Trump has repeatedly attacked the intelligence community and claimed that the Russia allegations were designed to discredit his electoral win, prompting concerns about his relationship with agencies and its effect on national security. He blamed the intelligence community for leaking the recent Russia reporting, saying "that's something that Nazi Germany would have done."
When pressed on his views about the intelligence agencies, Trump said they "are vital and very, very important."
The president-elect last held a press conference in July as his presidential election contest with Clinton heated up. Trump has almost exclusively used Twitter and written statements to communicate since his election in November, waiting longer than recent president-elects to hold a press conference.
He also took questions related to reports that intelligence officials possessed briefing material with damaging accusations about ties to Moscow. He again denied that he had any ties to Russia and attacked Buzzfeed, which published a document with unverified allegations about Trump's relationship with Moscow.

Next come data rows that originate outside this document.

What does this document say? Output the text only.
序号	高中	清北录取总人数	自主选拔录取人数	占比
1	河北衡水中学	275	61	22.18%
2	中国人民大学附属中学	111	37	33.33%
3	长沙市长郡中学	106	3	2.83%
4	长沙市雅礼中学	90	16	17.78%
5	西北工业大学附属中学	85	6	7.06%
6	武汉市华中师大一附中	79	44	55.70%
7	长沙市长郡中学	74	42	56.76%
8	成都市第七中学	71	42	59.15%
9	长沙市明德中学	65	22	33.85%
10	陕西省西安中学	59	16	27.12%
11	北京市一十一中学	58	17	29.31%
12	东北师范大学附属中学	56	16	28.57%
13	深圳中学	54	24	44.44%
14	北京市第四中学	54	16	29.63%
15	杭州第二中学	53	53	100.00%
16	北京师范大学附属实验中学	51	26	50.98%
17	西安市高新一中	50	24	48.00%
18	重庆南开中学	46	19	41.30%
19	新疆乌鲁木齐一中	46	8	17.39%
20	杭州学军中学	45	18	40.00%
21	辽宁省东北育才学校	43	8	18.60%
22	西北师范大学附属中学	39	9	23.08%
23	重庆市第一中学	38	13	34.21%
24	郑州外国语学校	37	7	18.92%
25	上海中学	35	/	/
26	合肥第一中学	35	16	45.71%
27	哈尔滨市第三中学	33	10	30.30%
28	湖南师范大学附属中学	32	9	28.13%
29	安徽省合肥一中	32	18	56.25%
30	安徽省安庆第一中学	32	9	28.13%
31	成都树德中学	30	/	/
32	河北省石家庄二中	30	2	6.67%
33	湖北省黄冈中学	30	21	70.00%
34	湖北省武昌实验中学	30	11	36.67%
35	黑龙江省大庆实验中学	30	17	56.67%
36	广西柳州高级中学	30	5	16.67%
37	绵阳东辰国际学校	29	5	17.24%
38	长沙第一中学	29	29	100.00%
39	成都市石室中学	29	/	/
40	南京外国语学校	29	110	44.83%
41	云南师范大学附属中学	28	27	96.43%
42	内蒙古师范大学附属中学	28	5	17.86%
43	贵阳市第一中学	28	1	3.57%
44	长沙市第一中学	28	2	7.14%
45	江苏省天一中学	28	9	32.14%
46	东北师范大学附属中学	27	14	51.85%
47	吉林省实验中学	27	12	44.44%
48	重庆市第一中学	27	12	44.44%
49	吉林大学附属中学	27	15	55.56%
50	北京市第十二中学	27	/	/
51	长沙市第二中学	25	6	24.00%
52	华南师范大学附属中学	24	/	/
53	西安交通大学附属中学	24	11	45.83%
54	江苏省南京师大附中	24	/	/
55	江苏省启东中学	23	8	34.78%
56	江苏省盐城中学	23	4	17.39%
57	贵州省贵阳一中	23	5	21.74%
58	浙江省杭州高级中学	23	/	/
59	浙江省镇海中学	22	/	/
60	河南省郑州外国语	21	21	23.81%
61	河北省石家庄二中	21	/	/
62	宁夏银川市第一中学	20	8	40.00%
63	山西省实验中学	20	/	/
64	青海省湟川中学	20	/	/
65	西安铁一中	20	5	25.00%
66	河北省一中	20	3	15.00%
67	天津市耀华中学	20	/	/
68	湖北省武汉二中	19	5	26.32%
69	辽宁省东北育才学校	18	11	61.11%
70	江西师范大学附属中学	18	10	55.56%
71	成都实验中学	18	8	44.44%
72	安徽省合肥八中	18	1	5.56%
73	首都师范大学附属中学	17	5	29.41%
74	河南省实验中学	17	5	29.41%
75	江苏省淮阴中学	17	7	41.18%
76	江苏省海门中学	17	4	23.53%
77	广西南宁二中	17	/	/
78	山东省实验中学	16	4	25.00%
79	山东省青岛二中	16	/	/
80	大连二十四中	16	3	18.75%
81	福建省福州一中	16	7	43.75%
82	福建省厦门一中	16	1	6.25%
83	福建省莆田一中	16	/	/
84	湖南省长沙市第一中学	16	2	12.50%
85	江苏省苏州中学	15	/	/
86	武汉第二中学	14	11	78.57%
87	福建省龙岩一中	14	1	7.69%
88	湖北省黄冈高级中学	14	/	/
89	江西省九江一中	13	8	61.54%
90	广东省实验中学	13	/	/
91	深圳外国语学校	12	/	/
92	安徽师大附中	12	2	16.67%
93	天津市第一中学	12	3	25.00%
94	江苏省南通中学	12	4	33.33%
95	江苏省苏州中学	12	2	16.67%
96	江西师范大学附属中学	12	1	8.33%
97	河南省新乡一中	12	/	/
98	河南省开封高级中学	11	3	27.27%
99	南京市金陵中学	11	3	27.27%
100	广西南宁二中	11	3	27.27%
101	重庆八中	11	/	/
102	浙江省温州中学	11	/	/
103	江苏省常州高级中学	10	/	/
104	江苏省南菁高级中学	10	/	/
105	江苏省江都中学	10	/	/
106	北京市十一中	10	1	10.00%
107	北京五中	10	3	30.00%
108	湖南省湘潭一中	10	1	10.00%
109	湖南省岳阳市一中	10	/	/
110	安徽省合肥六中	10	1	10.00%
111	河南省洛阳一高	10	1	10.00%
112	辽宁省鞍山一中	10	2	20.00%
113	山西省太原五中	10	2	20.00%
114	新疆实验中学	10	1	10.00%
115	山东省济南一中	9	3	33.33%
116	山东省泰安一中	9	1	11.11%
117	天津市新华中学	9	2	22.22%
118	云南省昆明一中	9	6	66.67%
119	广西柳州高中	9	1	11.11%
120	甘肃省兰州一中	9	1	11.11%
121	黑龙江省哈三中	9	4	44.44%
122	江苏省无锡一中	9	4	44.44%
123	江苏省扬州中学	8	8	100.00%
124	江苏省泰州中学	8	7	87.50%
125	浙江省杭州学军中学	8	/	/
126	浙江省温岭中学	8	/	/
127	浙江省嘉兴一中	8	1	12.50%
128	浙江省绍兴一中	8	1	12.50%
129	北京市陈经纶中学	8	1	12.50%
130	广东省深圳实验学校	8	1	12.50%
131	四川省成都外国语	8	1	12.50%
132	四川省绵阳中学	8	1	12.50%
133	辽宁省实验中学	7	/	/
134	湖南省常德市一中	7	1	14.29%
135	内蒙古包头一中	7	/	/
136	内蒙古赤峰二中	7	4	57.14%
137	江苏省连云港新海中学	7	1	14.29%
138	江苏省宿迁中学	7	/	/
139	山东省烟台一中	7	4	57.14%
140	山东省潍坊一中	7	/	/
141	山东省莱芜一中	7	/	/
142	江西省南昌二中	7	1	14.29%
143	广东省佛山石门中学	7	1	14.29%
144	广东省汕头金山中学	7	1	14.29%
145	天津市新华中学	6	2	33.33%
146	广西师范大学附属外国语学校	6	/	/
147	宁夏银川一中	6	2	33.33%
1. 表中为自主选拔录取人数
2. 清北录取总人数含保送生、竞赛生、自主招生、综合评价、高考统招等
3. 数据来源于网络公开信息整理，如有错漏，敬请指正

In tweets earlier Wednesday, Trump claimed he has "nothing to do with Russia" and argued that he is the victim of political attacks after reports that intelligence officials possessed briefing material with damaging accusations about ties to Moscow. He called the reports "unfair" and said, "Russia has never tried to use leverage over me." Trump claimed that he has "no deals, no loans, no nothing" with Russia, an assertion that is difficult to verify because he has not released his tax returns, unlike every president since Jimmy Carter.